I am a transwidow. I was married for a long time to a man who suffers from male late-onset gender dysphoria or “autogynephilia”. He finally walked out on me and his family, leaving behind emotional and financial turmoil. The man I thought I had married had in fact “died” long ago or never existed at all. He is a very confused biological man. “Widow” implies the end of a man’s life and grief – grief that he has no insight into his confusion.

This was in 2006. I have only been divorced from him recently, and our two children have never known the person I married. Although he traveled past our door on the way to the Gender Identity Clinic for three years, he never once visited us. Of course I never guessed any of these events when I married him in 1992.

My ex-husband asked me just before we were married: “Do you believe in androgyny, the idea of a third sex?” We were in a busy restaurant, I had no idea why he raised the subject and, when I looked back with a blank expression, he immediately dropped the subject.
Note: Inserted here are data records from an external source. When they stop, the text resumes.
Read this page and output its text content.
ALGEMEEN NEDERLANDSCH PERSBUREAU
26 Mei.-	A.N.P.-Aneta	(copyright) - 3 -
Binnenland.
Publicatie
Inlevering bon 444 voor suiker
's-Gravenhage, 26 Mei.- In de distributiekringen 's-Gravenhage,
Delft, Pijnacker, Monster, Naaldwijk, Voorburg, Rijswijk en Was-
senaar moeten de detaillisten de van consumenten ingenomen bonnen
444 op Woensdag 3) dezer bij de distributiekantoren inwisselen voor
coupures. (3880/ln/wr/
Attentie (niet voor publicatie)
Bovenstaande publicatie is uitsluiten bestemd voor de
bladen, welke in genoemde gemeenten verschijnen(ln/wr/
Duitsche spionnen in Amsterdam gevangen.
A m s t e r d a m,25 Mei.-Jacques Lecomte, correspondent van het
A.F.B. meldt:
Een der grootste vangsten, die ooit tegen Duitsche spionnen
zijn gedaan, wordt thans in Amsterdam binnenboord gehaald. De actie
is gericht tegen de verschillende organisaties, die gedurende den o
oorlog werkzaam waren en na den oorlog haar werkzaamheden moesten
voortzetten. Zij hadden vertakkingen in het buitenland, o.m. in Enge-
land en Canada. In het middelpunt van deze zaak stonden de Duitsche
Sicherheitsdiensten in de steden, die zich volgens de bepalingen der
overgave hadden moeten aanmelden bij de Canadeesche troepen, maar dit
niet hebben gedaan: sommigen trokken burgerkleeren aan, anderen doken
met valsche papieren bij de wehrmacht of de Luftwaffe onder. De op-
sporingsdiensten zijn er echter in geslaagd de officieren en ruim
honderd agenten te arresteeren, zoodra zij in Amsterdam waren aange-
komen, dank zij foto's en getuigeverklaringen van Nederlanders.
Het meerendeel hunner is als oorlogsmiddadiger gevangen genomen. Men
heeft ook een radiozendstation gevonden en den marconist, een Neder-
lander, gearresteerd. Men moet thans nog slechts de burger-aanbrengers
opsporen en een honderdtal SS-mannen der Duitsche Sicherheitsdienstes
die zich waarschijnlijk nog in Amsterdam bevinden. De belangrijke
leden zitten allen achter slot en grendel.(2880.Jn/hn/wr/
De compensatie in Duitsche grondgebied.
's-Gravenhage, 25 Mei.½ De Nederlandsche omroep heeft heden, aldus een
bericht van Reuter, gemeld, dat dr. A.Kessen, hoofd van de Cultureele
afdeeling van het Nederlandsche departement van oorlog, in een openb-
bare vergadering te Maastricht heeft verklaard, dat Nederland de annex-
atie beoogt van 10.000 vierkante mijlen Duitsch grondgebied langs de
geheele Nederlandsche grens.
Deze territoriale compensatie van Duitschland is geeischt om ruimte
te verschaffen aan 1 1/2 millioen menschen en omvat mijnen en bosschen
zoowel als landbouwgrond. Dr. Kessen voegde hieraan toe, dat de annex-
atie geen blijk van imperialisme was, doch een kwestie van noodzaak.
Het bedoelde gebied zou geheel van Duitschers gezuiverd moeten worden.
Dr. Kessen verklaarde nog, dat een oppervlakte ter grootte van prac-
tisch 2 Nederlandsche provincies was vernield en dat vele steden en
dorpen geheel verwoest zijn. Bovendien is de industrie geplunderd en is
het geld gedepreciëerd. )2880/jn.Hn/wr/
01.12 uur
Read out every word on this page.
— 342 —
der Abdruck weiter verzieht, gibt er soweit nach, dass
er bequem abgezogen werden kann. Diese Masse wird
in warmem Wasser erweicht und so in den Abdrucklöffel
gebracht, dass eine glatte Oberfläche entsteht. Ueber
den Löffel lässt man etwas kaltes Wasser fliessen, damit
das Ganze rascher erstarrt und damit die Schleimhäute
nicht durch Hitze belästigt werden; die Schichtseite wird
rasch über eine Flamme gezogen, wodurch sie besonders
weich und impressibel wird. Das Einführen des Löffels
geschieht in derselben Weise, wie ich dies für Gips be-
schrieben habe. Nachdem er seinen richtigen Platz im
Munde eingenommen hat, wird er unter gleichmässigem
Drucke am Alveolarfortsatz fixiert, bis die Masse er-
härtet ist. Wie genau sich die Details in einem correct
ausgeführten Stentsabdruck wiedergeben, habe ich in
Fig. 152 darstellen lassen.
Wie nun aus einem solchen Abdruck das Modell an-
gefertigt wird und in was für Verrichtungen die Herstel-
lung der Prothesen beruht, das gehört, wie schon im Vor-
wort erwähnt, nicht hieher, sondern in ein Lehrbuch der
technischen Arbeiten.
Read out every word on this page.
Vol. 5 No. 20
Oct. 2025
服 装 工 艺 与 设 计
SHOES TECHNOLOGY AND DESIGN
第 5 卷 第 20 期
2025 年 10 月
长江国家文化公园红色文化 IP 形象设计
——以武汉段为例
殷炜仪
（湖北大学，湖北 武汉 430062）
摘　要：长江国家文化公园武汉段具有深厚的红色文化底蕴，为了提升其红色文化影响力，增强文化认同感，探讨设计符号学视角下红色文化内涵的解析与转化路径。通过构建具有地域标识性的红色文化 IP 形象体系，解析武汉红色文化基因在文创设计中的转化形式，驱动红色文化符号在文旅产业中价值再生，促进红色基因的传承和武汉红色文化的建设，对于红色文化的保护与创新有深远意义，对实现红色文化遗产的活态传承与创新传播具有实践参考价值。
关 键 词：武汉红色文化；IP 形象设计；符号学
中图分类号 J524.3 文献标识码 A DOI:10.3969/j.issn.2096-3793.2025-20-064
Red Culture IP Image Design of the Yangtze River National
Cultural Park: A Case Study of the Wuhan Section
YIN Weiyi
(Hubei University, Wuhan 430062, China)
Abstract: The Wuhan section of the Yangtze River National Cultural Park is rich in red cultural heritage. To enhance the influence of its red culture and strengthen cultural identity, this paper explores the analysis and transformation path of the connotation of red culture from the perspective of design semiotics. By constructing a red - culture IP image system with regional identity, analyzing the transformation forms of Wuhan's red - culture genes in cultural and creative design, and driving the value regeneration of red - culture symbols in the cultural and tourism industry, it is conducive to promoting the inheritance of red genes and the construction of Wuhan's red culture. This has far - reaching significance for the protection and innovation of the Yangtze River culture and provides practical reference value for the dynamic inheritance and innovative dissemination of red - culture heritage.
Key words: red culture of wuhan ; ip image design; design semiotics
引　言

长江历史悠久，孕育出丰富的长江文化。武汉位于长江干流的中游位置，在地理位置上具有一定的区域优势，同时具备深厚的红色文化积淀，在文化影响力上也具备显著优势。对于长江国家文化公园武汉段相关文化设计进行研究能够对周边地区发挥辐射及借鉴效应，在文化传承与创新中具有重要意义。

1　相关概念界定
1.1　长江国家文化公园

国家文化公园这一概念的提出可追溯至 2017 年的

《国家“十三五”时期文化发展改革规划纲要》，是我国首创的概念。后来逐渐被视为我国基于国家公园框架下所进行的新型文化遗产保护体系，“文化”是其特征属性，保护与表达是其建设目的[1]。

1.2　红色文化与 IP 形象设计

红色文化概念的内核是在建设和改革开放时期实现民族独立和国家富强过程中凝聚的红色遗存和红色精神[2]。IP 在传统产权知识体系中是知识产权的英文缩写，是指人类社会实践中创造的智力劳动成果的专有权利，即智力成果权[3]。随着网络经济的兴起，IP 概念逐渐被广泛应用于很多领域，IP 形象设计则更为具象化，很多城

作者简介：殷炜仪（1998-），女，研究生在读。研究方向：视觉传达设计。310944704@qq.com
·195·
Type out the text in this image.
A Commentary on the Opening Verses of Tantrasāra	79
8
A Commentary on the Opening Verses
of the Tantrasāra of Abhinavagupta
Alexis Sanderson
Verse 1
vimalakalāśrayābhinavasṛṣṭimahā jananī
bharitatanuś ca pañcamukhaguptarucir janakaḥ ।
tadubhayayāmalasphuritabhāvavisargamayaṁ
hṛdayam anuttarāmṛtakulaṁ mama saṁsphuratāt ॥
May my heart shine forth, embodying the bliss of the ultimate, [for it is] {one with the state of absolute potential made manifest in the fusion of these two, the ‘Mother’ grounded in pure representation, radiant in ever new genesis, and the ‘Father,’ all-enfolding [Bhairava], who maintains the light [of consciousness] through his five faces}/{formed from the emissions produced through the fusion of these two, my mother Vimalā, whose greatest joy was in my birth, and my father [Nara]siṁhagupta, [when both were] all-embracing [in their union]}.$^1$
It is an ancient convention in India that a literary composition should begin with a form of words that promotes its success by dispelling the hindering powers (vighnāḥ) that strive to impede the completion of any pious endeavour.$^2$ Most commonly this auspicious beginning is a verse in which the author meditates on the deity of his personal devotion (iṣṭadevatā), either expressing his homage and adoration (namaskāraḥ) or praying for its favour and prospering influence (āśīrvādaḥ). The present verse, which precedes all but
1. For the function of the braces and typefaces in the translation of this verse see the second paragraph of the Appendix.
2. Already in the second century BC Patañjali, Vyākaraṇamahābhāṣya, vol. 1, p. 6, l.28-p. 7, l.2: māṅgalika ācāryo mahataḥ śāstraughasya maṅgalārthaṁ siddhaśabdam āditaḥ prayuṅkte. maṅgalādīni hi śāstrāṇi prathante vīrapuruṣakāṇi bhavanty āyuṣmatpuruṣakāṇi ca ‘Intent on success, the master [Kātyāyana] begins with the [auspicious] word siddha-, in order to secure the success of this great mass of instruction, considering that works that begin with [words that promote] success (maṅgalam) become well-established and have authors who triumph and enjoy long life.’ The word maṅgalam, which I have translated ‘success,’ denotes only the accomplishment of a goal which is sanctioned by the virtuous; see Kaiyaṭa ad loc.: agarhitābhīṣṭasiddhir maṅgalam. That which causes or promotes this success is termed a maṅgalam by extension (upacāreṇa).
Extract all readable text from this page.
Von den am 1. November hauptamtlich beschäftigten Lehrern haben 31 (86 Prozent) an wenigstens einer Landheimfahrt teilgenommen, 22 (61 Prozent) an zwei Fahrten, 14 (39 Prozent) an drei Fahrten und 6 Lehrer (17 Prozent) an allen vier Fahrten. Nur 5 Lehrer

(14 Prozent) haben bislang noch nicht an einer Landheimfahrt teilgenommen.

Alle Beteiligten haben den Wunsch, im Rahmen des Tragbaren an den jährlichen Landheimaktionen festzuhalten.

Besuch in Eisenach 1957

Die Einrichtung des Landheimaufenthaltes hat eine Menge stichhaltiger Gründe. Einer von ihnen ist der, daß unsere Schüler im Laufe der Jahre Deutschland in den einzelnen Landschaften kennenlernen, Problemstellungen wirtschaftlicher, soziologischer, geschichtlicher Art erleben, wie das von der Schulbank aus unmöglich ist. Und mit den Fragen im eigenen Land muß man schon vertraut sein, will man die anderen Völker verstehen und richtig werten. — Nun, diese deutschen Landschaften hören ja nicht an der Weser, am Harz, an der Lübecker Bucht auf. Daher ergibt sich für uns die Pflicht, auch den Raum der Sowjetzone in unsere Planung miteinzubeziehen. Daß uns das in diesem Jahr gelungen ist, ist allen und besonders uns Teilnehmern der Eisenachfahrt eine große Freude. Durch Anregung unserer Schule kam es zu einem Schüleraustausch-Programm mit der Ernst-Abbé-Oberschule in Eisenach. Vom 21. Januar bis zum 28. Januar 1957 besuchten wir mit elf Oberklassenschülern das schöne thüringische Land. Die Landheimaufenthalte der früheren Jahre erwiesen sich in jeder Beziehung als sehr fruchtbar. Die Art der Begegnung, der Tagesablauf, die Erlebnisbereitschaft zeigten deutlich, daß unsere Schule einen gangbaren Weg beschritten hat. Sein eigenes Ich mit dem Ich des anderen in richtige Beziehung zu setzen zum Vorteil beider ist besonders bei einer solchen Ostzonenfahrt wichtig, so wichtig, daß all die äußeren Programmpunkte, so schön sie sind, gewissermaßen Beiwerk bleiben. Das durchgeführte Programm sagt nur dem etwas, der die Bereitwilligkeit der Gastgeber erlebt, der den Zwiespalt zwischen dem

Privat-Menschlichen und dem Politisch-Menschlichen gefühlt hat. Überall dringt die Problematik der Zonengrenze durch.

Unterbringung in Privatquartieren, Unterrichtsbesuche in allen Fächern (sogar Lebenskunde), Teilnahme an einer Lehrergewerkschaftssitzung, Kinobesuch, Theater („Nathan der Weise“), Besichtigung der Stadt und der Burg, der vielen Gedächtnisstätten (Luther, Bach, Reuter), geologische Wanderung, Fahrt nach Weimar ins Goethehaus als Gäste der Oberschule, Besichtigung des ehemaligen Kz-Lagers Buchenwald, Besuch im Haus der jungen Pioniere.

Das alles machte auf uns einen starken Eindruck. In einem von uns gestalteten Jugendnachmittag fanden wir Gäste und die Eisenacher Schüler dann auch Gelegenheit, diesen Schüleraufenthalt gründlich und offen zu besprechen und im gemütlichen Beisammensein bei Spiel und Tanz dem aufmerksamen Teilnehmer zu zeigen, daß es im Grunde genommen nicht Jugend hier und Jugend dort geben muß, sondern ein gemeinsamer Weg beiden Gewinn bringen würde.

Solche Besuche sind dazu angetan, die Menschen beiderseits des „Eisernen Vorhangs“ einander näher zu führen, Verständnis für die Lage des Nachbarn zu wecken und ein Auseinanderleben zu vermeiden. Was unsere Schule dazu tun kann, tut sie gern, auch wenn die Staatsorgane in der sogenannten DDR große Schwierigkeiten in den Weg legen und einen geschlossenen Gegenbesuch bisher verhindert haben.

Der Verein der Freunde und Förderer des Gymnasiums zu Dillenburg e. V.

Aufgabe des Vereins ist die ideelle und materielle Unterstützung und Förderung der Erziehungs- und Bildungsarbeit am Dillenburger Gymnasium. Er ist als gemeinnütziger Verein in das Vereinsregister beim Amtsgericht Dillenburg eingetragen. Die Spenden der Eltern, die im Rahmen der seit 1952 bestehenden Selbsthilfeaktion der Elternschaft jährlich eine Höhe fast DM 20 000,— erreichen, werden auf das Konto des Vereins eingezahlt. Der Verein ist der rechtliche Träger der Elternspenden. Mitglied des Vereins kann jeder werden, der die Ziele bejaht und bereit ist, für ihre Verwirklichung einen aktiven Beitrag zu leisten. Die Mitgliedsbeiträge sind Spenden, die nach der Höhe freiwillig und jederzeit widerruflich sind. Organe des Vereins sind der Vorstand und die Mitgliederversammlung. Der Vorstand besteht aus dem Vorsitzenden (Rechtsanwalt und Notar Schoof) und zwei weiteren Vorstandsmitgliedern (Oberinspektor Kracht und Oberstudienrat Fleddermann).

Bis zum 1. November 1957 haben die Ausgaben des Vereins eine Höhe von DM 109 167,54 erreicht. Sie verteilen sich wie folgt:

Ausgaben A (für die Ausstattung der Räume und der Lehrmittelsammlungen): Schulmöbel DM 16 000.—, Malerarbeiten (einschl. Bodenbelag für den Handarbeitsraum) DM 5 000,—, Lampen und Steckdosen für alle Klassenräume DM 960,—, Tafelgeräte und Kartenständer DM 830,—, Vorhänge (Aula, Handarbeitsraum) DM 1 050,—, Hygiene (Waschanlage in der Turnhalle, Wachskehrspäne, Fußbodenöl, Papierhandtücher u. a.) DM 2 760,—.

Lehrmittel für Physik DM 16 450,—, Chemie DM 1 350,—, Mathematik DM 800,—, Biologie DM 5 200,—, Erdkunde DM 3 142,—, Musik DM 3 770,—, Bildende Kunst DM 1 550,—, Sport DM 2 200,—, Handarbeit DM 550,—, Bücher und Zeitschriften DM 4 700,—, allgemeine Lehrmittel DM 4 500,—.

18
He rightly understood that I would never, ever suspect that he suffered from a life-long hidden mental disorder. It was a question with an ulterior motive. It was the most glaring of his subsequent “ambiguous” utterances which I now know to be narcissistic teasing. Others included assertions that he had “small feet” and “shapely legs” for a man. Although I have since put two and two together, I was not suspicious because I was not trained in psychiatry. His behaviour seemed within a normal range. And I was not looking for reasons not to marry this charming, intelligent, but rather reticent man who was very attentive to me.

Decision to publish and be visible

There are only a handful of websites written by and for transwidows. Many of the UK’s 3600 MtF people with Gender Recognition Certificates were married, so there must be quite a few transwidows. It takes time to overcome the shame and, more simply, to learn the language of “trans ideology”, of psychiatry and of “gender criticism”. It is 2018, the year when we celebrate the centenary of some women obtaining the vote (1918). There is a ferment of interest in “transgender lives” as a fashion or lifestyle choice. But there is a distaste for facing squarely the biological reality of sex as one of two organizing forces (the other is money!) in all human societies. Young people especially are frustrated in their economic outlook and and seek to evade this uncomfortable truth (“rainbow genders”). And finally everyone is uncomfortable with the trauma and moral outrage of the abandoned wives and families, who accuse psychiatrists of corrupt complicity with their patients and of insufficiently exploring the co-morbidities of GD sufferers. So transwidows are totally ignored.

And all because transwidows don’t stand up and shout about their grief.

Long-standing issues

  • Recognition of our pivotal role in holding our children’s welfare and peaceful development (free from fear) at the front of our concerns.

  • Possible prosecution of “gas-lighting” or criminally abusive husbands/ex-/partners under S76 of Serious Crime Act 2015, “Controlling or Coercive Behaviour in an Intimate or Family Relationship”. This provision has not been used as it should be to push back against psychological torture. Wives/female partners should report gas-lighting to the police to boost their self-confidence, once they are strong enough to testify to specific examples of systematic lying, manipulation or coercion. S76 should be the psychiatric equivalent of prosecution for physical sexual attacks, #metoo. Both are misogynist attacks.

  • Changes to the Gender Recognition Act 2004: appalling proposed changes to allow “gender self-ID” in the UK must be discussed and resisted. Fair Play For Women has produced a set of guides to completing the public consultation on the proposals which ends on 19th October 2018.

  • Pushing back against the Trans activists and “trans ideology” by publicizing the primitive state of psychiatry. In 2008 a Medical Director for Mental Health Services admitted this to me and nothing has changed. There is no universally accepted (1) theory of emotional development in babies and children or (2) theory of what constitutes emotional balance in adults. So psychiatrists are talking in ignorance and with no reference points. Their approach to gender dysphoria is to eliminate alternative diagnoses, to get other colleagues to talk to the patient and to agree a collective opinion (Dr James Barrett: “Transsexual and other disorders of gender identity – a practical guide to management”, Radcliffe Publishing, 2007). Imagine if we postulated a cancer diagnosis on this basis?!  There are no objective tests or “markers” in psychiatry (Dr Richard Corradi: Psychiatry Professor: ‘Transgenderism’ Is Mass Hysteria Similar To 1980s-Era Junk Science).

  • Last but not least, the children of mentally ill parents can have a very difficult time separating truth from fiction out of the mouths of those whom they (wrongly) trust. The trauma can last many years and exact a heavy toll on the child’s own mental health.